> > I've played around in my time with implementations
> of lchmod() and
> > even flink()   (hard-link a name to a file
> descriptor on the same filesystem,
> > easier than it sounds, but uninteresting for me
> because other code
> > prevented it from working unless nlink was already
> greater than zero)
> > 
> > I've mentioned them before, but not handed out the
> code, since back then
> > it was derived from limited access source; but also
> because I didn't want
> > folks creating dependencies on it.
> > 
> > I'm told that the only case I found where lchmod()
> actually mattered
> > (needed write permission on a symlink in a
> sticky-bit directory to delete it)
> > was regarded as a bug, and went away; so unless one
> really has an urge
> > to see lrwxr-xr-x appear, there's no point to it;
> and as I said, the most
> > interesting case for flink() (restoring a name to
> an open-but-deleted file,
> > so that if one crashes, it goes away, but if one
> completes the output,
> > one can reassign it a name and have it persist)
> didn't work, so I'm not
> > sure how much of a point there would be to it
> either.  They were both
> > more experiments in orthogonality than anything
> else.
> 
> Those are things that clearly belong as system calls
> in the base kernel.

Actually, as I look around more, I see that some other systems
(*BSD, Linux, QNX) have one or both of lchmod(), flink().  One
argument used for both even if they otherwise seem silly is avoidance
of race conditions, although I've seen counter-arguments for flink(),
but I didn't quite understand them - maybe they're Linux-specific.

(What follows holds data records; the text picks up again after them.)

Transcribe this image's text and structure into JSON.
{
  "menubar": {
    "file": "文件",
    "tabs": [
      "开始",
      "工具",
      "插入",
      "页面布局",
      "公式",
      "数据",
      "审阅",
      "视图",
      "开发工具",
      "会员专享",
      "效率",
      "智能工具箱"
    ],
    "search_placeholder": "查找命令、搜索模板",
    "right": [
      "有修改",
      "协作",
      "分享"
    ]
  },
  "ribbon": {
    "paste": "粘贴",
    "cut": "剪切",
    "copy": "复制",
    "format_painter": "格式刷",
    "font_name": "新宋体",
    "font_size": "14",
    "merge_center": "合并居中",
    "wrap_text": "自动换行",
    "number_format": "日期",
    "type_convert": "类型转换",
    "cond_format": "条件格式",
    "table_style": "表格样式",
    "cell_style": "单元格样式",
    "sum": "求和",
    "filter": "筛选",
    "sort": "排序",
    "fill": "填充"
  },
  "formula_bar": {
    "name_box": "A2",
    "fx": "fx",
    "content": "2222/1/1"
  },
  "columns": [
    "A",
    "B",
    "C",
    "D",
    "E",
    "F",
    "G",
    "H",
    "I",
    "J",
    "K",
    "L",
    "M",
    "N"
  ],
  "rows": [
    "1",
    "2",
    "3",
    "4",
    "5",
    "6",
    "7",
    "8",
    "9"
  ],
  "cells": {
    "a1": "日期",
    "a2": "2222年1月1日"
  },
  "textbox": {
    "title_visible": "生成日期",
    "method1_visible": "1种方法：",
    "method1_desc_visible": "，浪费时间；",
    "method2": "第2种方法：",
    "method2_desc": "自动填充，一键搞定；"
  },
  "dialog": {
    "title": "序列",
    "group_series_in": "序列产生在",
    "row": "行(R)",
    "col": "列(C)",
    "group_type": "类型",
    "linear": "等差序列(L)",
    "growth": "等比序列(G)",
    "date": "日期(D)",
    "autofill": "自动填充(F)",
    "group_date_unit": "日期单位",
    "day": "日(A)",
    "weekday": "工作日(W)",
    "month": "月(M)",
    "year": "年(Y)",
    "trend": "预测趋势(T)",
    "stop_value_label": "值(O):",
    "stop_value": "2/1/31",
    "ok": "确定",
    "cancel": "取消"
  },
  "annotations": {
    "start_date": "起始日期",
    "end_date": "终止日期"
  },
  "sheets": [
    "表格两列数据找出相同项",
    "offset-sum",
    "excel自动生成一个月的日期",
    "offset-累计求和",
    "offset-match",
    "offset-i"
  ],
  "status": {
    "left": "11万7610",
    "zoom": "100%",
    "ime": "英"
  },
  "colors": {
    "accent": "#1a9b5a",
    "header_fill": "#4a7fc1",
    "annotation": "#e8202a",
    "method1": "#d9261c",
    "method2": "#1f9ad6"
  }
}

OTOH, the (I suppose relatively new to Solaris) O_NOFOLLOW and/or
O_NOLINKS open() flags offer some help for some of those situations.

Maybe one or both of those calls might be worth having to help others
in porting code, if nothing else.

Anyone think either or both are worth the bother?  I
have my doubts, but I can see it could be argued either way.  They're
both rather easy to implement.

>From what's been said previously, maybe flink() could even be implemented
in user space, i.e. something like:

int flink(int fd, const char *path)
{
    char buf[32]; /* /proc/XXXXX/fd/YYYYY\0 is only 21 */
    snprintf(buf,sizeof buf,"/proc/%d/fd/%d",getpid(),fd);
    return link(buf,path);
}

although I seem to recall someone (Casper?) mentioning that didn't work
with some filesystem (ZFS?)...and at least on Solaris 10, I just noticed that
it didn't work either if one was under a lofs mount (the lofs mount in
question was of a vxfs filesystem; if I went to the "real" directory and tried
it worked ok).  So given that the userland approach seems to work in less
cases, if it was worth doing, it probably would have to be a syscall.